2008 Joint Meeting of The Geological Society of America, Soil Science Society of America, American Society of Agronomy, Crop Science Society of America, Gulf Coast Association of Geological Societies with the Gulf Coast Section of SEPM

Paper No. 13
Presentation Time: 5:00 PM

Mineralogical, Geochemical, and Geochronological Evidences of Evolution of the Eastern Himalayan Foreland Basins


RAHMAN, Mohammad Wahidur and UDDIN, Ashraf, Department of Geology and Geography, Auburn University, 210 Petrie Hall, Auburn, AL 36849, rahmamo@auburn.edu

There are two large foreland basins south of the eastern Himalayas: Assam, located near the eastern syntaxis of the Himalayas and the Bengal to further south. The Indo-Burman Ranges lie to the southeast of Assam and east of the Bengal Basin. The Indian craton is located to the west of the Bengal Basin. Mineralogical, geochemical, and geochronological studies provide critical information for the evolution of the Tertiary sequences of these basins.
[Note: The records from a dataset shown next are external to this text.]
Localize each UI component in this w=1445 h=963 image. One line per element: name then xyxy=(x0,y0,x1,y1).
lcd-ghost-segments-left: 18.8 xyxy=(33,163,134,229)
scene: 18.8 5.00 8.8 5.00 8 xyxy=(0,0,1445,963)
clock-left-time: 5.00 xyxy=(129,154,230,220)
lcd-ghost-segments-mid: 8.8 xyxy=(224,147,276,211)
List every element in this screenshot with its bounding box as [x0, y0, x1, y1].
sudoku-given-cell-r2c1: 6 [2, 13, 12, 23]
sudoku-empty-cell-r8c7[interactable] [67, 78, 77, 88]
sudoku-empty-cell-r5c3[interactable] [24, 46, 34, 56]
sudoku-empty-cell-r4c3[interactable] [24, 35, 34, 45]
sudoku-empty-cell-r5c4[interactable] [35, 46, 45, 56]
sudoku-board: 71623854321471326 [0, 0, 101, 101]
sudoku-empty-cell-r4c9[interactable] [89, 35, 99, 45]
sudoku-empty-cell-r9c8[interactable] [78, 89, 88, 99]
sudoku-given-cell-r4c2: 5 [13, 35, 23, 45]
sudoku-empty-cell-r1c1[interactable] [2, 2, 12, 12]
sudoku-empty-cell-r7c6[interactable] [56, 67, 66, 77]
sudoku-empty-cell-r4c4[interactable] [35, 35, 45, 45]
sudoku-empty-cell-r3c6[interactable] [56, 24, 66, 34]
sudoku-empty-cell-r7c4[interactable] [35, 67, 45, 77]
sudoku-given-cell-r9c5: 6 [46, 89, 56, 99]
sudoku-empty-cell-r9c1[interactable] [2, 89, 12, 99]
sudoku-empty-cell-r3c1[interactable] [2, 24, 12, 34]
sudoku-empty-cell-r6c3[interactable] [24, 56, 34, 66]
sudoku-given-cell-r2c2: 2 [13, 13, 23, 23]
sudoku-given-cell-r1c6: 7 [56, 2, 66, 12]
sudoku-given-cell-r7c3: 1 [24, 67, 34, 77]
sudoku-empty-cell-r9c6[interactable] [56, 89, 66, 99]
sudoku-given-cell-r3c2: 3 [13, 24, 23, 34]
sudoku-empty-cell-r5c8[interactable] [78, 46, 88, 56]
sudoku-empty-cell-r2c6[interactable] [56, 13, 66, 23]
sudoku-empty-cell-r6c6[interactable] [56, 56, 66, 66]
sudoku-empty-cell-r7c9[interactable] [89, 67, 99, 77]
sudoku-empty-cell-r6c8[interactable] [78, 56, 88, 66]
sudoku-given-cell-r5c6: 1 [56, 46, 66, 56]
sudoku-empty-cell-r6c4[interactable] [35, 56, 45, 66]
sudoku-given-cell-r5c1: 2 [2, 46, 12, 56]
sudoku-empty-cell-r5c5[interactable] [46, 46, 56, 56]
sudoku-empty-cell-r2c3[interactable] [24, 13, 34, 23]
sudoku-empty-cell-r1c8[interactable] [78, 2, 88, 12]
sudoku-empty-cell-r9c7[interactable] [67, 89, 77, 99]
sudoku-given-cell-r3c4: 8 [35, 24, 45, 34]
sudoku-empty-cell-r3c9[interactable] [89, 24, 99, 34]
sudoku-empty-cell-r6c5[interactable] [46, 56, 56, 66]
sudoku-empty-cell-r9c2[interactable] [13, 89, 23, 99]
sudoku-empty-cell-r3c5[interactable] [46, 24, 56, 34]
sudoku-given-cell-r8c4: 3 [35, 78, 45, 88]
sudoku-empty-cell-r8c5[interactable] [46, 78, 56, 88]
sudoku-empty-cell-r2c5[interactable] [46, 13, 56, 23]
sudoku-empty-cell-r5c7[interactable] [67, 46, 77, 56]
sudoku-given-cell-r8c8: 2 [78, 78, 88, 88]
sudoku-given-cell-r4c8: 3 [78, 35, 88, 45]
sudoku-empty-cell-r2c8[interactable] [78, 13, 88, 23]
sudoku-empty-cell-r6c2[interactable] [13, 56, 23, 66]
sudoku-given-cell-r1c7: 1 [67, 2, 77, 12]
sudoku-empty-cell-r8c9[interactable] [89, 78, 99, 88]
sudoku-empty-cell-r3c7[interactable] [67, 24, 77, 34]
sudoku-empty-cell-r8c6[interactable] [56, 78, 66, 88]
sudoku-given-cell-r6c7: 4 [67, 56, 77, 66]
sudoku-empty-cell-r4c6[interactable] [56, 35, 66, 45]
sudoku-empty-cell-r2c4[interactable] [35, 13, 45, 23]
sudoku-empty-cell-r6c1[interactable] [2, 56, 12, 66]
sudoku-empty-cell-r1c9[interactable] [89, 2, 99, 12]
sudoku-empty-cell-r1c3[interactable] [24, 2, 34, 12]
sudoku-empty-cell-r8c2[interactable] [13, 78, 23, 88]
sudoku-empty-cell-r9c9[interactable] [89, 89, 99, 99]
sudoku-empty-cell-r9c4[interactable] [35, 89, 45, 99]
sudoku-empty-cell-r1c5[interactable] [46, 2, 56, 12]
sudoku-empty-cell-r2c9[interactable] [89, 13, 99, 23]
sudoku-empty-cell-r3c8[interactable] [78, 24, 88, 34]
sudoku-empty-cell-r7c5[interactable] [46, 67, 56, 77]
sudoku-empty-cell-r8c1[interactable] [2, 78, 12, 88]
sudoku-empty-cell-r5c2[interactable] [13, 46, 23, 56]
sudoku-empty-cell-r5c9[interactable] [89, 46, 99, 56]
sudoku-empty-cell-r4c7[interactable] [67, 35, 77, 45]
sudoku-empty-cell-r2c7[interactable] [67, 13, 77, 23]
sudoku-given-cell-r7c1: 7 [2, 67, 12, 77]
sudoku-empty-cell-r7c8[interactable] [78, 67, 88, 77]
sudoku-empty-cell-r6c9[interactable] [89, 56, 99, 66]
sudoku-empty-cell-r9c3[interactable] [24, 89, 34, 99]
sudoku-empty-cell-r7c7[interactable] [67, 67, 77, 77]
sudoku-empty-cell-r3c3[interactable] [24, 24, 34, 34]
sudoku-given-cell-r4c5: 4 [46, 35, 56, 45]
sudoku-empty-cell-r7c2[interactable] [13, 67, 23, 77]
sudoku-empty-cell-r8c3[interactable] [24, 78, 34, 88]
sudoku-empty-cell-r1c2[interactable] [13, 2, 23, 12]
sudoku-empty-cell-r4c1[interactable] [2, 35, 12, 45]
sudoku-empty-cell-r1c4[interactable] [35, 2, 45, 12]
Sandstone modal analysis documents that Eocene Disang (Qt56F5L40), Oligocene Barail (Qt59F7L34), Miocene Surma (Qt68F3L29), and Mio-Pliocene Tipam (Qt53F9L38)  from Assam and Oligocene Barail (Qt83F3L14), Miocene Surma (Qt59F18L23), Mio-Pliocene Tipam (Qt57F14L29), and Pliocene Dupi Tila (Qt54F21L25) from the Bengal Basin plot in the “recycled orogenic” provenance field of Dickinson, suggesting an orogenic source from the Himalayas and/or Indo-Burman Ranges. Detrital heavy-mineral studies, including garnets also suggest orogenic source terranes with input from low-to-medium grade metamorphic rocks. Chrome spinels from the Bengal Basin were probably derived either from the Himalayan arc material or Indo-Burmese Alpine-type ophiolites, and that of Assam were mostly from the Indo-Burman Ranges. The Bengal Miocene muscovite cooling ages range from 11Ma to 66 Ma, with modes at 17 Ma and that of Assam ranges from 28 Ma to 81 Ma, with modes at 39 Ma and 77 Ma, suggesting older source rocks for Assam Miocene units; most likely the Gangedese batholith of Tibet and the Mogok belt of Myanmar. Whole-rock chemistry data reveal that all the samples analyzed from the Assam Basin and the post-Oligocene sediments from the Bengal Basin were derived from granodiorite and granitic source rocks. The Bengal Oligocene samples however show high-silica content suggesting intense chemical weathering during deposition close to the equator.